E infine ieri sera la messa in onda di un episodio della nota trasmissione “Ballarò” costruito sul nulla. Dopo un servizio sull’Istituto Comprensivo Garofani che mostrava limpidamente quale fosse la situazione, è seguito un dibattito in studio che verteva sugli immigrati in Italia. Forse non è chiaro che il nocciolo della questione sia un altro. Il problema non sono gli immigrati, non è l’Islam. Non è neanche difendere le nostre tradizioni, assolutamente legittimo e sacrosanto. Il punto è la necessità di stabilire una volta e per tutte cosa sia davvero una scuola laica. Stop. Finché non ci si mette tutti d’accordo le beghe non finiranno mai. Il caso Rozzano è nato non “per non offendere gli studenti musulmani”, ma “in nome di una scuola laica”. E sebbene molti italiani reputino le tradizioni cattoliche un tratto distintivo della propria identità culturale, va ricordato che ci sono anche molti atei o agnostici intolleranti, rigorosamente italiani, che in quelle tradizioni affermano di non riconoscersi. Per inciso: l’intolleranza non è una prerogativa religiosa. Non è neanche culturale. Così come esistono cattolici o musulmani intolleranti, sebbene non tutti lo siano, anche alcuni atei possono esserlo. Ed è da anni che anche questa categoria rivendica la scomparsa dei crocifissi dalle scuole e la liberazione da ogni forma velata di “indottrinamento e catechismo”. Anche a costo di sacrificare i lavoretti di Natale o le poesie di Pasqua. Il “nemico” non è lo straniero. Il nemico non esiste. C’è solo una divergenza di opinioni e tanta difficoltà nell’organizzare una sana convivenza.

L’Italia dunque non vuole una scuola cattolica ed è giusto. Rivendica una scuola laica, ma l’opinione pubblica degli italiani è confusa circa la sua applicazione: è una scuola in cui tutti possono professare il proprio culto o una scuola che rifiuta ogni riferimento a qualsiasi religione? Nel primo caso “i musulmani devono adeguarsi ai nostri costumi”, nel secondo “i musulmani minacciano la nostra identità culturale”. Non saranno forse, questi islamici, un po’ un capro espiatorio per tutto? Se vogliamo una scuola libera dalle religioni allora aboliamo definitivamente tutte le ferie scolastiche legate al culto cattolico: dal Santo Patrono di paese al Natale, da Ognissanti alla Pasqua. Lasciamo solo le festività laiche come il giorno della Liberazione, la Festa dei Lavoratori o quella della Repubblica. In quanti sarebbero veramente disposti a farlo? Se invece vogliamo difendere la nostra tradizione cattolica, perché nelle scuole prima del Natale festeggiamo anche l’anglosassone festa pagana di Halloween?

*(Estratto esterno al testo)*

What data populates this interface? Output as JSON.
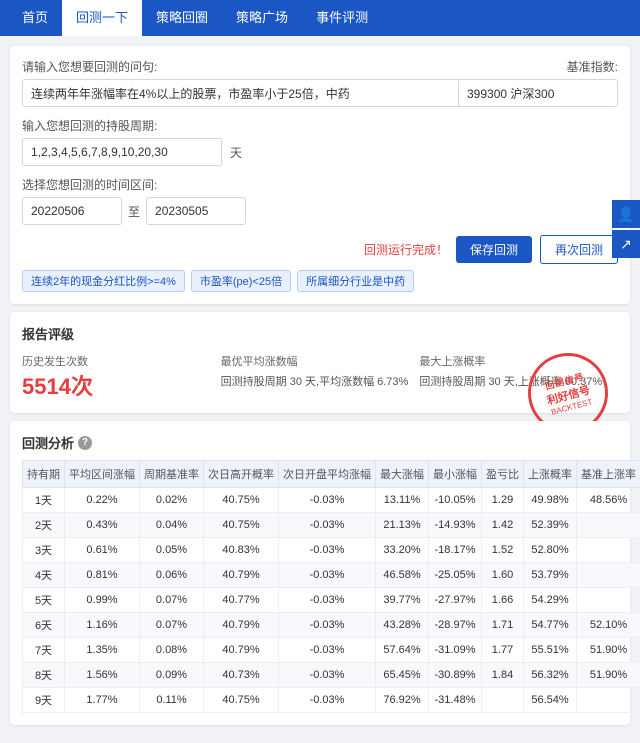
{
  "nav": {
    "items": [
      "首页",
      "回测一下",
      "策略回圈",
      "策略广场",
      "事件评测"
    ],
    "active": "回测一下"
  },
  "form": {
    "query_label": "请输入您想要回测的问句:",
    "query_value": "连续两年年涨幅率在4%以上的股票，市盈率小于25倍，中药",
    "period_label": "输入您想回测的持股周期:",
    "period_value": "1,2,3,4,5,6,7,8,9,10,20,30",
    "period_unit": "天",
    "time_label": "选择您想回测的时间区间:",
    "date_start": "20220506",
    "date_end": "20230505",
    "baseline_label": "基准指数:",
    "baseline_value": "399300 沪深300"
  },
  "actions": {
    "run_status": "回测运行完成！",
    "save_label": "保存回测",
    "rerun_label": "再次回测"
  },
  "tags": [
    "连续2年的现金分红比例>=4%",
    "市盈率(pe)<25倍",
    "所属细分行业是中药"
  ],
  "report": {
    "title": "报告评级",
    "hist_label": "历史发生次数",
    "hist_value": "5514次",
    "best_label": "最优平均涨数幅",
    "best_detail": "回测持股周期 30 天,平均涨数幅 6.73%",
    "max_label": "最大上涨概率",
    "max_detail": "回测持股周期 30 天,上涨概率 60.37%",
    "stamp_top": "回测信号",
    "stamp_main": "利好信号",
    "stamp_sub": "BACKTEST"
  },
  "analysis": {
    "title": "回测分析",
    "help": "?",
    "columns": [
      "持有期",
      "平均区间涨幅",
      "周期基准率",
      "次日高开概率",
      "次日开盘平均涨幅",
      "最大涨幅",
      "最小涨幅",
      "盈亏比",
      "上涨概率",
      "基准上涨率"
    ],
    "rows": [
      [
        "1天",
        "0.22%",
        "0.02%",
        "40.75%",
        "-0.03%",
        "13.11%",
        "-10.05%",
        "1.29",
        "49.98%",
        "48.56%"
      ],
      [
        "2天",
        "0.43%",
        "0.04%",
        "40.75%",
        "-0.03%",
        "21.13%",
        "-14.93%",
        "1.42",
        "52.39%",
        ""
      ],
      [
        "3天",
        "0.61%",
        "0.05%",
        "40.83%",
        "-0.03%",
        "33.20%",
        "-18.17%",
        "1.52",
        "52.80%",
        ""
      ],
      [
        "4天",
        "0.81%",
        "0.06%",
        "40.79%",
        "-0.03%",
        "46.58%",
        "-25.05%",
        "1.60",
        "53.79%",
        ""
      ],
      [
        "5天",
        "0.99%",
        "0.07%",
        "40.77%",
        "-0.03%",
        "39.77%",
        "-27.97%",
        "1.66",
        "54.29%",
        ""
      ],
      [
        "6天",
        "1.16%",
        "0.07%",
        "40.79%",
        "-0.03%",
        "43.28%",
        "-28.97%",
        "1.71",
        "54.77%",
        "52.10%"
      ],
      [
        "7天",
        "1.35%",
        "0.08%",
        "40.79%",
        "-0.03%",
        "57.64%",
        "-31.09%",
        "1.77",
        "55.51%",
        "51.90%"
      ],
      [
        "8天",
        "1.56%",
        "0.09%",
        "40.73%",
        "-0.03%",
        "65.45%",
        "-30.89%",
        "1.84",
        "56.32%",
        "51.90%"
      ],
      [
        "9天",
        "1.77%",
        "0.11%",
        "40.75%",
        "-0.03%",
        "76.92%",
        "-31.48%",
        "",
        "56.54%",
        ""
      ]
    ]
  }
}
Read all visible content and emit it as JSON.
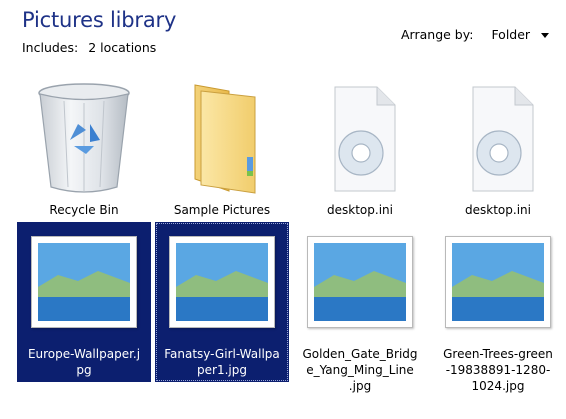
{
  "header": {
    "title": "Pictures library",
    "includes_label": "Includes:",
    "includes_link": "2 locations",
    "arrange_label": "Arrange by:",
    "arrange_value": "Folder"
  },
  "items": [
    {
      "label": "Recycle Bin",
      "icon": "recycle-bin-icon",
      "selected": false
    },
    {
      "label": "Sample Pictures",
      "icon": "folder-icon",
      "selected": false
    },
    {
      "label": "desktop.ini",
      "icon": "config-file-icon",
      "selected": false
    },
    {
      "label": "desktop.ini",
      "icon": "config-file-icon",
      "selected": false
    },
    {
      "label": "Europe-Wallpaper.jpg",
      "line1": "Europe-Wallpaper.j",
      "line2": "pg",
      "icon": "image-thumbnail",
      "selected": true
    },
    {
      "label": "Fanatsy-Girl-Wallpaper1.jpg",
      "line1": "Fanatsy-Girl-Wallpa",
      "line2": "per1.jpg",
      "icon": "image-thumbnail",
      "selected": true,
      "focused": true
    },
    {
      "label": "Golden_Gate_Bridge_Yang_Ming_Line.jpg",
      "line1": "Golden_Gate_Bridg",
      "line2": "e_Yang_Ming_Line",
      "line3": ".jpg",
      "icon": "image-thumbnail",
      "selected": false
    },
    {
      "label": "Green-Trees-green-19838891-1280-1024.jpg",
      "line1": "Green-Trees-green",
      "line2": "-19838891-1280-",
      "line3": "1024.jpg",
      "icon": "image-thumbnail",
      "selected": false
    }
  ],
  "colors": {
    "title": "#1e3287",
    "selection": "#0c1f6f"
  }
}
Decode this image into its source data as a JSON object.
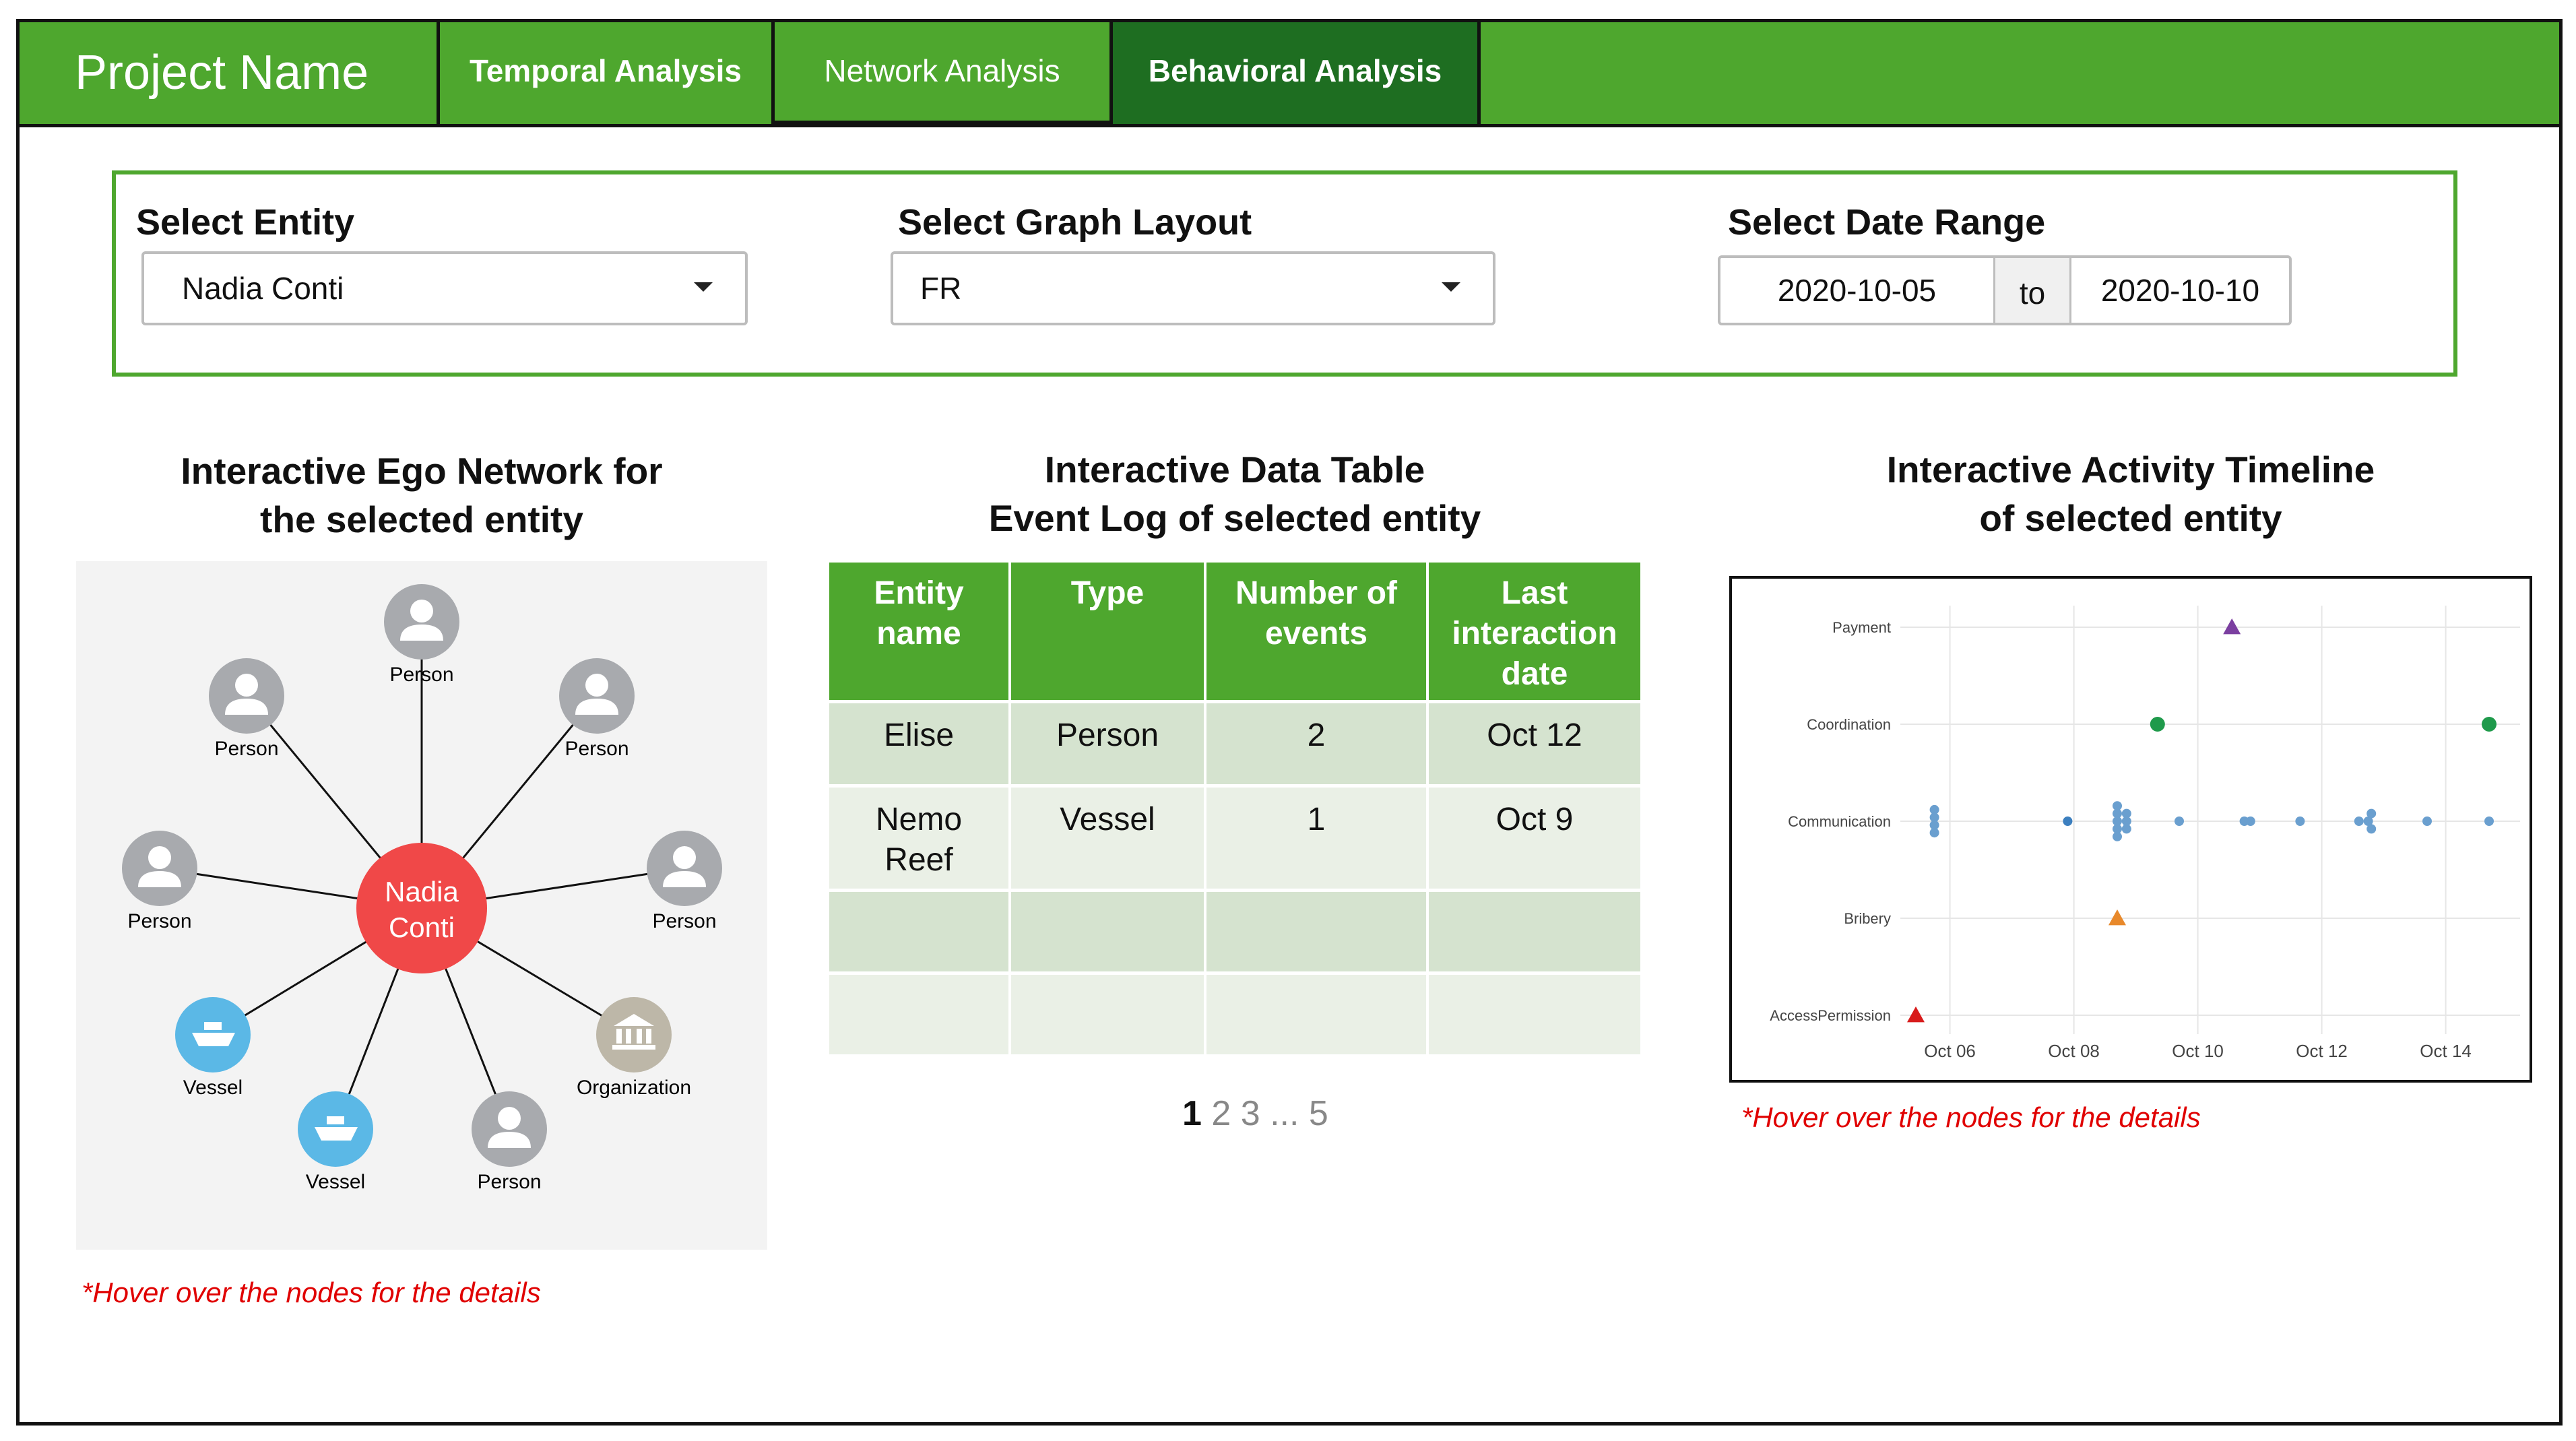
{
  "header": {
    "project_name": "Project Name",
    "tabs": [
      {
        "label": "Temporal Analysis"
      },
      {
        "label": "Network Analysis"
      },
      {
        "label": "Behavioral Analysis"
      }
    ],
    "active_tab": "Behavioral Analysis"
  },
  "controls": {
    "entity": {
      "label": "Select Entity",
      "value": "Nadia Conti"
    },
    "layout": {
      "label": "Select Graph Layout",
      "value": "FR"
    },
    "date_range": {
      "label": "Select Date Range",
      "start": "2020-10-05",
      "separator": "to",
      "end": "2020-10-10"
    }
  },
  "ego_network": {
    "title_line1": "Interactive Ego Network for",
    "title_line2": "the selected entity",
    "center": {
      "label_line1": "Nadia",
      "label_line2": "Conti"
    },
    "nodes": [
      {
        "type": "person",
        "label": "Person"
      },
      {
        "type": "person",
        "label": "Person"
      },
      {
        "type": "person",
        "label": "Person"
      },
      {
        "type": "person",
        "label": "Person"
      },
      {
        "type": "person",
        "label": "Person"
      },
      {
        "type": "vessel",
        "label": "Vessel"
      },
      {
        "type": "vessel",
        "label": "Vessel"
      },
      {
        "type": "person",
        "label": "Person"
      },
      {
        "type": "organization",
        "label": "Organization"
      }
    ],
    "hint": "*Hover over the nodes for the details",
    "colors": {
      "center": "#f04848",
      "person": "#a8aaae",
      "vessel": "#5bb8e6",
      "organization": "#bdb7a8"
    }
  },
  "data_table": {
    "title_line1": "Interactive Data Table",
    "title_line2": "Event Log of selected entity",
    "columns": [
      [
        "Entity",
        "name"
      ],
      [
        "Type"
      ],
      [
        "Number of",
        "events"
      ],
      [
        "Last",
        "interaction",
        "date"
      ]
    ],
    "rows": [
      {
        "name": [
          "Elise"
        ],
        "type": "Person",
        "events": "2",
        "date": "Oct 12"
      },
      {
        "name": [
          "Nemo",
          "Reef"
        ],
        "type": "Vessel",
        "events": "1",
        "date": "Oct 9"
      },
      {
        "name": [
          ""
        ],
        "type": "",
        "events": "",
        "date": ""
      },
      {
        "name": [
          ""
        ],
        "type": "",
        "events": "",
        "date": ""
      }
    ],
    "pagination": {
      "current": "1",
      "others": " 2 3 ... 5"
    }
  },
  "timeline": {
    "title_line1": "Interactive Activity Timeline",
    "title_line2": "of selected entity",
    "hint": "*Hover over the nodes for the details",
    "chart_data": {
      "type": "scatter",
      "title": "",
      "xlabel": "",
      "ylabel": "",
      "categories": [
        "Payment",
        "Coordination",
        "Communication",
        "Bribery",
        "AccessPermission"
      ],
      "x_ticks": [
        "Oct 06",
        "Oct 08",
        "Oct 10",
        "Oct 12",
        "Oct 14"
      ],
      "xlim": [
        5.2,
        15.2
      ],
      "grid": true,
      "points": [
        {
          "x": 10.55,
          "cat": "Payment",
          "shape": "triangle",
          "color": "#7b3fa0"
        },
        {
          "x": 9.35,
          "cat": "Coordination",
          "shape": "circle-lg",
          "color": "#1f9a4b"
        },
        {
          "x": 14.7,
          "cat": "Coordination",
          "shape": "circle-lg",
          "color": "#1f9a4b"
        },
        {
          "x": 5.75,
          "cat": "Communication",
          "dy": -0.3,
          "shape": "circle",
          "color": "#6a9fcf"
        },
        {
          "x": 5.75,
          "cat": "Communication",
          "dy": -0.1,
          "shape": "circle",
          "color": "#6a9fcf"
        },
        {
          "x": 5.75,
          "cat": "Communication",
          "dy": 0.1,
          "shape": "circle",
          "color": "#6a9fcf"
        },
        {
          "x": 5.75,
          "cat": "Communication",
          "dy": 0.3,
          "shape": "circle",
          "color": "#6a9fcf"
        },
        {
          "x": 7.9,
          "cat": "Communication",
          "dy": 0,
          "shape": "circle",
          "color": "#3c7fbf"
        },
        {
          "x": 8.7,
          "cat": "Communication",
          "dy": -0.4,
          "shape": "circle",
          "color": "#6a9fcf"
        },
        {
          "x": 8.7,
          "cat": "Communication",
          "dy": -0.2,
          "shape": "circle",
          "color": "#6a9fcf"
        },
        {
          "x": 8.7,
          "cat": "Communication",
          "dy": 0,
          "shape": "circle",
          "color": "#6a9fcf"
        },
        {
          "x": 8.7,
          "cat": "Communication",
          "dy": 0.2,
          "shape": "circle",
          "color": "#6a9fcf"
        },
        {
          "x": 8.7,
          "cat": "Communication",
          "dy": 0.4,
          "shape": "circle",
          "color": "#6a9fcf"
        },
        {
          "x": 8.85,
          "cat": "Communication",
          "dy": -0.2,
          "shape": "circle",
          "color": "#6a9fcf"
        },
        {
          "x": 8.85,
          "cat": "Communication",
          "dy": 0,
          "shape": "circle",
          "color": "#6a9fcf"
        },
        {
          "x": 8.85,
          "cat": "Communication",
          "dy": 0.2,
          "shape": "circle",
          "color": "#6a9fcf"
        },
        {
          "x": 9.7,
          "cat": "Communication",
          "dy": 0,
          "shape": "circle",
          "color": "#6a9fcf"
        },
        {
          "x": 10.75,
          "cat": "Communication",
          "dy": 0,
          "shape": "circle",
          "color": "#6a9fcf"
        },
        {
          "x": 10.85,
          "cat": "Communication",
          "dy": 0,
          "shape": "circle",
          "color": "#6a9fcf"
        },
        {
          "x": 11.65,
          "cat": "Communication",
          "dy": 0,
          "shape": "circle",
          "color": "#6a9fcf"
        },
        {
          "x": 12.6,
          "cat": "Communication",
          "dy": 0,
          "shape": "circle",
          "color": "#6a9fcf"
        },
        {
          "x": 12.75,
          "cat": "Communication",
          "dy": 0,
          "shape": "circle",
          "color": "#6a9fcf"
        },
        {
          "x": 12.8,
          "cat": "Communication",
          "dy": -0.2,
          "shape": "circle",
          "color": "#6a9fcf"
        },
        {
          "x": 12.8,
          "cat": "Communication",
          "dy": 0.2,
          "shape": "circle",
          "color": "#6a9fcf"
        },
        {
          "x": 13.7,
          "cat": "Communication",
          "dy": 0,
          "shape": "circle",
          "color": "#6a9fcf"
        },
        {
          "x": 14.7,
          "cat": "Communication",
          "dy": 0,
          "shape": "circle",
          "color": "#6a9fcf"
        },
        {
          "x": 8.7,
          "cat": "Bribery",
          "shape": "triangle",
          "color": "#e8892b"
        },
        {
          "x": 5.45,
          "cat": "AccessPermission",
          "shape": "triangle",
          "color": "#d81b1b"
        }
      ]
    }
  }
}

Il problema è questo: che il Natale si è ridotto a una mera tradizione. Ecco. Niente più. Una festa simpatica, colorata, con un’atmosfera piacevole e un’ottima occasione di affari per le grandi industrie… Tuttavia un giorno per molti, dal punto di vista concretamente religioso, vuoto. Un ospite in studio, don Fabio Corazzina, parroco di Santa Maria in Silva a Brescia, ha osservato loquacemente come sia curioso che chi difenda con tanto ardore presepio e canti di Natale poi non lotti con la medesima passione per il messaggio di apertura verso tutti del Vangelo. Verso tutti, nessuno escluso. Riuscite a immaginare voi un Gesù Bambino che dalla sua mangiatoia inveisce contro gli immigrati intimando loro di tornarsene da dove sono venuti?